Archduke Maximillian of Austria commissioned the first diamond engagement ring in 1477 for Mary of Burgundy, with whom he was said to be deeply in love. This sparked a tradition of diamond engagement rings that continues to this day.

Diamond Cuts

The history of diamond cutting is murky, with no one being certain where the practice first emerged. The most definitive signs begin in Venice in the 1330s. Today, a wide variety of diamond cuts and styles exist with strict parameters governing quality and style, but in the early days, cuts were limited by the tools of their merchants.

The earliest cuts were simple point and table cuts, with the point cut following the natural cut of the diamond and table cuts being the first to use faceting. The similar step cut followed the table cut, which evolved into what has been known as an emerald cut since the 1940s. Though Venice was the first cutting center, the economic center of gravity shifted north at the end of the 15th century and Paris, Antwerp, and Brussels emerged as the primary polishing centers in Europe. Here, diamond cutting mills began to focus energy and attention on new methods of cutting and polishing rough stones.

During the 16th century, tools were developed that enabled the invention of the rose and transition cuts. This was when the process of faceting really took hold, allowing for an expansion of shapes. The “rose cut” resembled a rose, while other shapes also became possible. In 1562, Mary Queen of Scots famously gifted her cousin Queen Elizabeth I a heart-shaped diamond ring as a symbol of friendship (Elizabeth perhaps did not appreciate the gift, considering she later sentenced her cousin to death by beheading).

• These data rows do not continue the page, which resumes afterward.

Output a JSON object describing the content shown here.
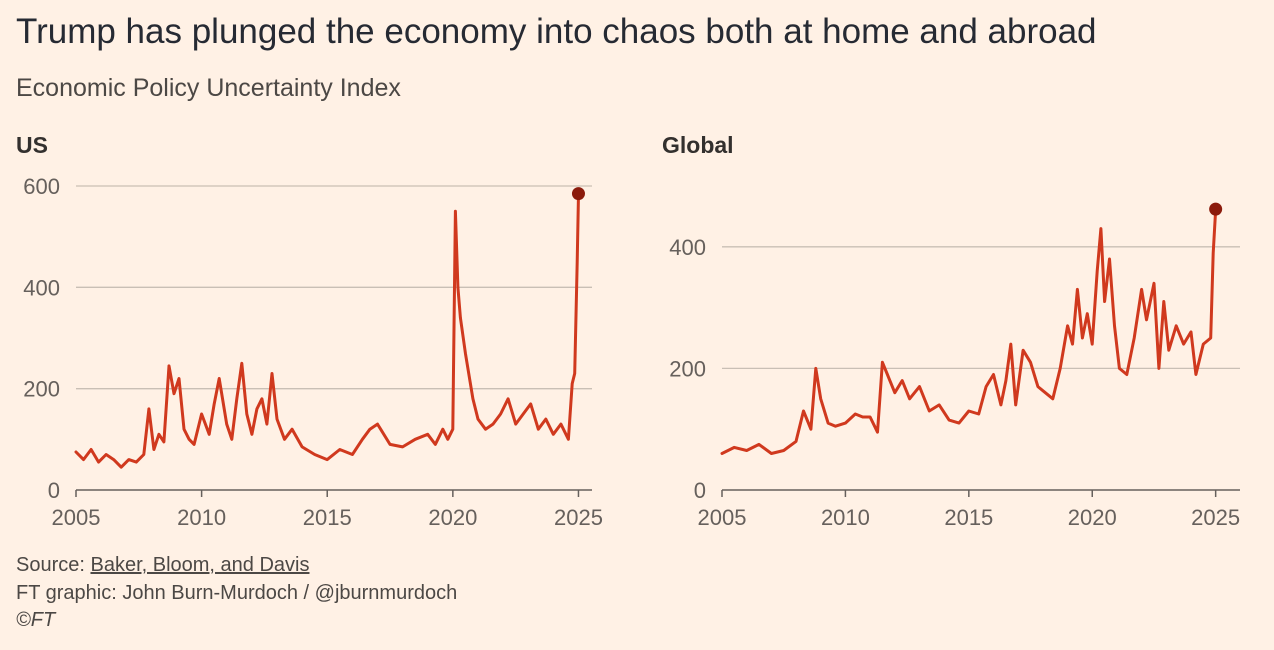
{
  "title": "Trump has plunged the economy into chaos both at home and abroad",
  "subtitle": "Economic Policy Uncertainty Index",
  "colors": {
    "line": "#D0391E",
    "endpoint": "#8B1B0C",
    "grid": "#C9BFB5",
    "axis": "#66605C",
    "background": "#FFF1E5"
  },
  "chart_data": [
    {
      "type": "line",
      "panel_label": "US",
      "xlim": [
        2005,
        2025.3
      ],
      "ylim": [
        0,
        600
      ],
      "xticks": [
        2005,
        2010,
        2015,
        2020,
        2025
      ],
      "yticks": [
        0,
        200,
        400,
        600
      ],
      "grid": true,
      "endpoint_marker": [
        2025.0,
        585
      ],
      "series": [
        {
          "x": [
            2005.0,
            2005.3,
            2005.6,
            2005.9,
            2006.2,
            2006.5,
            2006.8,
            2007.1,
            2007.4,
            2007.7,
            2007.9,
            2008.1,
            2008.3,
            2008.5,
            2008.7,
            2008.9,
            2009.1,
            2009.3,
            2009.5,
            2009.7,
            2010.0,
            2010.3,
            2010.5,
            2010.7,
            2011.0,
            2011.2,
            2011.4,
            2011.6,
            2011.8,
            2012.0,
            2012.2,
            2012.4,
            2012.6,
            2012.8,
            2013.0,
            2013.3,
            2013.6,
            2014.0,
            2014.5,
            2015.0,
            2015.5,
            2016.0,
            2016.4,
            2016.7,
            2017.0,
            2017.5,
            2018.0,
            2018.5,
            2019.0,
            2019.3,
            2019.6,
            2019.8,
            2020.0,
            2020.1,
            2020.2,
            2020.3,
            2020.5,
            2020.8,
            2021.0,
            2021.3,
            2021.6,
            2021.9,
            2022.2,
            2022.5,
            2022.8,
            2023.1,
            2023.4,
            2023.7,
            2024.0,
            2024.3,
            2024.6,
            2024.75,
            2024.85,
            2024.95,
            2025.0
          ],
          "y": [
            75,
            60,
            80,
            55,
            70,
            60,
            45,
            60,
            55,
            70,
            160,
            80,
            110,
            95,
            245,
            190,
            220,
            120,
            100,
            90,
            150,
            110,
            170,
            220,
            130,
            100,
            180,
            250,
            150,
            110,
            160,
            180,
            130,
            230,
            140,
            100,
            120,
            85,
            70,
            60,
            80,
            70,
            100,
            120,
            130,
            90,
            85,
            100,
            110,
            90,
            120,
            100,
            120,
            550,
            400,
            340,
            270,
            180,
            140,
            120,
            130,
            150,
            180,
            130,
            150,
            170,
            120,
            140,
            110,
            130,
            100,
            210,
            230,
            450,
            585
          ]
        }
      ]
    },
    {
      "type": "line",
      "panel_label": "Global",
      "xlim": [
        2005,
        2025.5
      ],
      "ylim": [
        0,
        450
      ],
      "xticks": [
        2005,
        2010,
        2015,
        2020,
        2025
      ],
      "yticks": [
        0,
        200,
        400
      ],
      "grid": true,
      "endpoint_marker": [
        2025.0,
        462
      ],
      "series": [
        {
          "x": [
            2005.0,
            2005.5,
            2006.0,
            2006.5,
            2007.0,
            2007.5,
            2008.0,
            2008.3,
            2008.6,
            2008.8,
            2009.0,
            2009.3,
            2009.6,
            2010.0,
            2010.4,
            2010.7,
            2011.0,
            2011.3,
            2011.5,
            2011.7,
            2012.0,
            2012.3,
            2012.6,
            2013.0,
            2013.4,
            2013.8,
            2014.2,
            2014.6,
            2015.0,
            2015.4,
            2015.7,
            2016.0,
            2016.3,
            2016.5,
            2016.7,
            2016.9,
            2017.2,
            2017.5,
            2017.8,
            2018.1,
            2018.4,
            2018.7,
            2019.0,
            2019.2,
            2019.4,
            2019.6,
            2019.8,
            2020.0,
            2020.2,
            2020.35,
            2020.5,
            2020.7,
            2020.9,
            2021.1,
            2021.4,
            2021.7,
            2022.0,
            2022.2,
            2022.5,
            2022.7,
            2022.9,
            2023.1,
            2023.4,
            2023.7,
            2024.0,
            2024.2,
            2024.5,
            2024.8,
            2024.9,
            2025.0
          ],
          "y": [
            60,
            70,
            65,
            75,
            60,
            65,
            80,
            130,
            100,
            200,
            150,
            110,
            105,
            110,
            125,
            120,
            120,
            95,
            210,
            190,
            160,
            180,
            150,
            170,
            130,
            140,
            115,
            110,
            130,
            125,
            170,
            190,
            140,
            180,
            240,
            140,
            230,
            210,
            170,
            160,
            150,
            200,
            270,
            240,
            330,
            250,
            290,
            240,
            360,
            430,
            310,
            380,
            270,
            200,
            190,
            250,
            330,
            280,
            340,
            200,
            310,
            230,
            270,
            240,
            260,
            190,
            240,
            250,
            390,
            462
          ]
        }
      ]
    }
  ],
  "footer": {
    "source_prefix": "Source: ",
    "source_link": "Baker, Bloom, and Davis",
    "credit": "FT graphic: John Burn-Murdoch / @jburnmurdoch",
    "copyright": "©FT"
  }
}
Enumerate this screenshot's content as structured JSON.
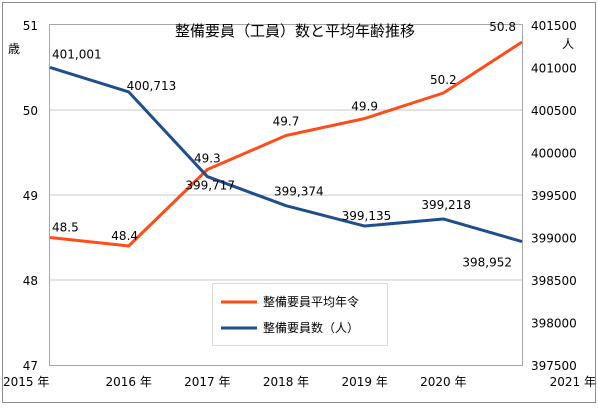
{
  "chart_data": {
    "type": "line",
    "title": "整備要員（工員）数と平均年齢推移",
    "categories": [
      "2015 年",
      "2016 年",
      "2017 年",
      "2018 年",
      "2019 年",
      "2020 年",
      "2021 年"
    ],
    "y_left": {
      "unit": "歳",
      "ylim": [
        47,
        51
      ],
      "ticks": [
        "47",
        "48",
        "49",
        "50",
        "51"
      ],
      "tick_values": [
        47,
        48,
        49,
        50,
        51
      ]
    },
    "y_right": {
      "unit": "人",
      "ylim": [
        397500,
        401500
      ],
      "ticks": [
        "397500",
        "398000",
        "398500",
        "399000",
        "399500",
        "400000",
        "400500",
        "401000",
        "401500"
      ],
      "tick_values": [
        397500,
        398000,
        398500,
        399000,
        399500,
        400000,
        400500,
        401000,
        401500
      ]
    },
    "series": [
      {
        "name": "整備要員平均年令",
        "axis": "left",
        "color": "#ff4d1a",
        "values": [
          48.5,
          48.4,
          49.3,
          49.7,
          49.9,
          50.2,
          50.8
        ],
        "labels": [
          "48.5",
          "48.4",
          "49.3",
          "49.7",
          "49.9",
          "50.2",
          "50.8"
        ]
      },
      {
        "name": "整備要員数（人）",
        "axis": "right",
        "color": "#1f4e8c",
        "values": [
          401001,
          400713,
          399717,
          399374,
          399135,
          399218,
          398952
        ],
        "labels": [
          "401,001",
          "400,713",
          "399,717",
          "399,374",
          "399,135",
          "399,218",
          "398,952"
        ]
      }
    ],
    "grid": "horizontal",
    "legend": "center-bottom"
  }
}
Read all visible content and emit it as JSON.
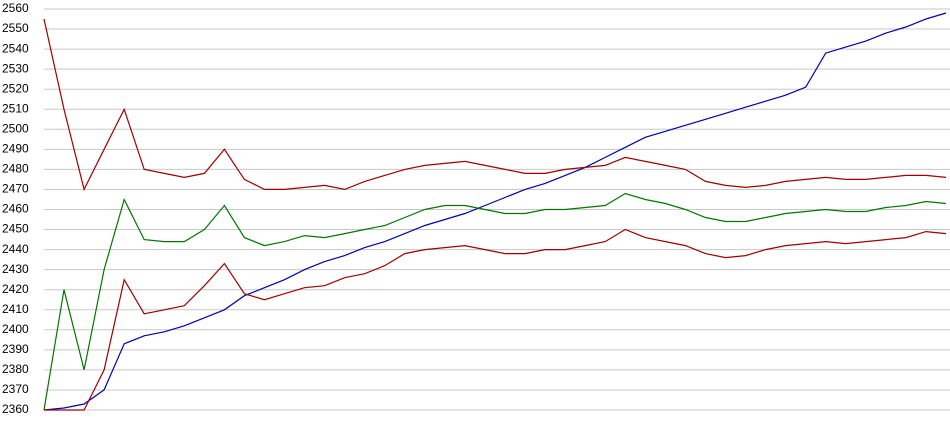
{
  "chart_data": {
    "type": "line",
    "ylim": [
      2360,
      2560
    ],
    "yticks": [
      2360,
      2370,
      2380,
      2390,
      2400,
      2410,
      2420,
      2430,
      2440,
      2450,
      2460,
      2470,
      2480,
      2490,
      2500,
      2510,
      2520,
      2530,
      2540,
      2550,
      2560
    ],
    "grid": true,
    "series": [
      {
        "color": "#0000b4",
        "values": [
          2360,
          2361,
          2363,
          2370,
          2393,
          2397,
          2399,
          2402,
          2406,
          2410,
          2417,
          2421,
          2425,
          2430,
          2434,
          2437,
          2441,
          2444,
          2448,
          2452,
          2455,
          2458,
          2462,
          2466,
          2470,
          2473,
          2477,
          2481,
          2486,
          2491,
          2496,
          2499,
          2502,
          2505,
          2508,
          2511,
          2514,
          2517,
          2521,
          2538,
          2541,
          2544,
          2548,
          2551,
          2555,
          2558
        ]
      },
      {
        "color": "#a00000",
        "values": [
          2555,
          2510,
          2470,
          2490,
          2510,
          2480,
          2478,
          2476,
          2478,
          2490,
          2475,
          2470,
          2470,
          2471,
          2472,
          2470,
          2474,
          2477,
          2480,
          2482,
          2483,
          2484,
          2482,
          2480,
          2478,
          2478,
          2480,
          2481,
          2482,
          2486,
          2484,
          2482,
          2480,
          2474,
          2472,
          2471,
          2472,
          2474,
          2475,
          2476,
          2475,
          2475,
          2476,
          2477,
          2477,
          2476
        ]
      },
      {
        "color": "#007800",
        "values": [
          2360,
          2420,
          2380,
          2430,
          2465,
          2445,
          2444,
          2444,
          2450,
          2462,
          2446,
          2442,
          2444,
          2447,
          2446,
          2448,
          2450,
          2452,
          2456,
          2460,
          2462,
          2462,
          2460,
          2458,
          2458,
          2460,
          2460,
          2461,
          2462,
          2468,
          2465,
          2463,
          2460,
          2456,
          2454,
          2454,
          2456,
          2458,
          2459,
          2460,
          2459,
          2459,
          2461,
          2462,
          2464,
          2463
        ]
      },
      {
        "color": "#a00000",
        "values": [
          2360,
          2360,
          2360,
          2380,
          2425,
          2408,
          2410,
          2412,
          2422,
          2433,
          2418,
          2415,
          2418,
          2421,
          2422,
          2426,
          2428,
          2432,
          2438,
          2440,
          2441,
          2442,
          2440,
          2438,
          2438,
          2440,
          2440,
          2442,
          2444,
          2450,
          2446,
          2444,
          2442,
          2438,
          2436,
          2437,
          2440,
          2442,
          2443,
          2444,
          2443,
          2444,
          2445,
          2446,
          2449,
          2448
        ]
      }
    ]
  }
}
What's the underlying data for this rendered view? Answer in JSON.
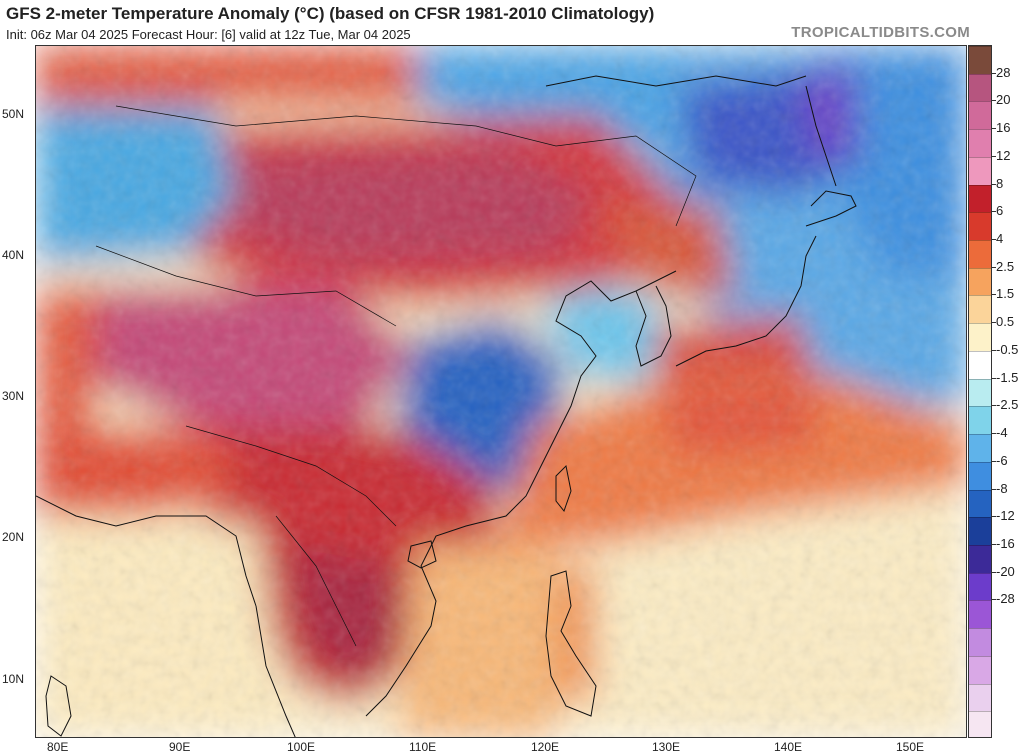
{
  "header": {
    "title": "GFS 2-meter Temperature Anomaly (°C) (based on CFSR 1981-2010 Climatology)",
    "subtitle": "Init: 06z Mar 04 2025   Forecast Hour: [6]   valid at 12z Tue, Mar 04 2025",
    "brand": "TROPICALTIDBITS.COM"
  },
  "map": {
    "latitude_labels": [
      "50N",
      "40N",
      "30N",
      "20N",
      "10N"
    ],
    "longitude_labels": [
      "80E",
      "90E",
      "100E",
      "110E",
      "120E",
      "130E",
      "140E",
      "150E"
    ]
  },
  "colorbar": {
    "labels": [
      "28",
      "20",
      "16",
      "12",
      "8",
      "6",
      "4",
      "2.5",
      "1.5",
      "0.5",
      "-0.5",
      "-1.5",
      "-2.5",
      "-4",
      "-6",
      "-8",
      "-12",
      "-16",
      "-20",
      "-28"
    ],
    "colors": [
      "#7a4a3a",
      "#b6557f",
      "#d06a9a",
      "#e07fae",
      "#ee98bd",
      "#c2202b",
      "#d83a2c",
      "#ec6b3a",
      "#f6a35e",
      "#fbd49a",
      "#fdf2c9",
      "#ffffff",
      "#b9ecf0",
      "#7fd3ea",
      "#5fb3ea",
      "#3f8ee0",
      "#2563c0",
      "#1b3f9a",
      "#3c2a98",
      "#6c3ccb",
      "#9b56d6",
      "#c28be0",
      "#d9a8e6",
      "#ead0ee",
      "#f6e6f2"
    ]
  }
}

In 1600, claw or prong settings were first used to secure diamonds in rings and other jewelry.

These techniques endured until the 18th century when diamond production in Brazil also brought the rise of the round and cushion cut diamonds, including the old mine cut, the grandfather of our modern brilliant cut. At this time, diamond cutting was becoming more inventive, though diamonds still remained largely in the hands of the aristocracy. King Louis XV of France cheekily had his jeweler cut a diamond to reflect the shape of his mistress’ mouth, the Madame de Pompadour, a cut now known as the marquise or navette.

diamond shapes

Diamonds and the Modern Age

Diamonds remained the domain of the aristocracy until the late 19th century, when the discovery of the Kimberly mine in South Africa made the sale of diamonds boom at a prodigious rate. No longer quite as rare and with the powerful marketing of De Beers behind them, diamonds were available to anyone who could afford to buy one. This, combined with the sale of the French crown jewels (as an outdated symbol of the monarchy) in the 1870s to a series of buyers including New York based Tiffany & Co., launched a diamond craze that continues to this day. In 1931, the Gemological Institute of America (GIA) was founded by Robert M. Shipley, which implemented a series of grading parameters for cut, clarity, size, and more to aid in the pricing of diamonds for the consumer market.

As the twentieth century continued, we not only saw the development of stricter regulations for diamond cutting and diamond mining, but also the rise of the diamond in pop culture. From the iconic blue box of Tiffany’s to the mythic “Heart of the Ocean” at the center of Titanic, diamonds have captured our public imagination and are firmly entrenched in our history.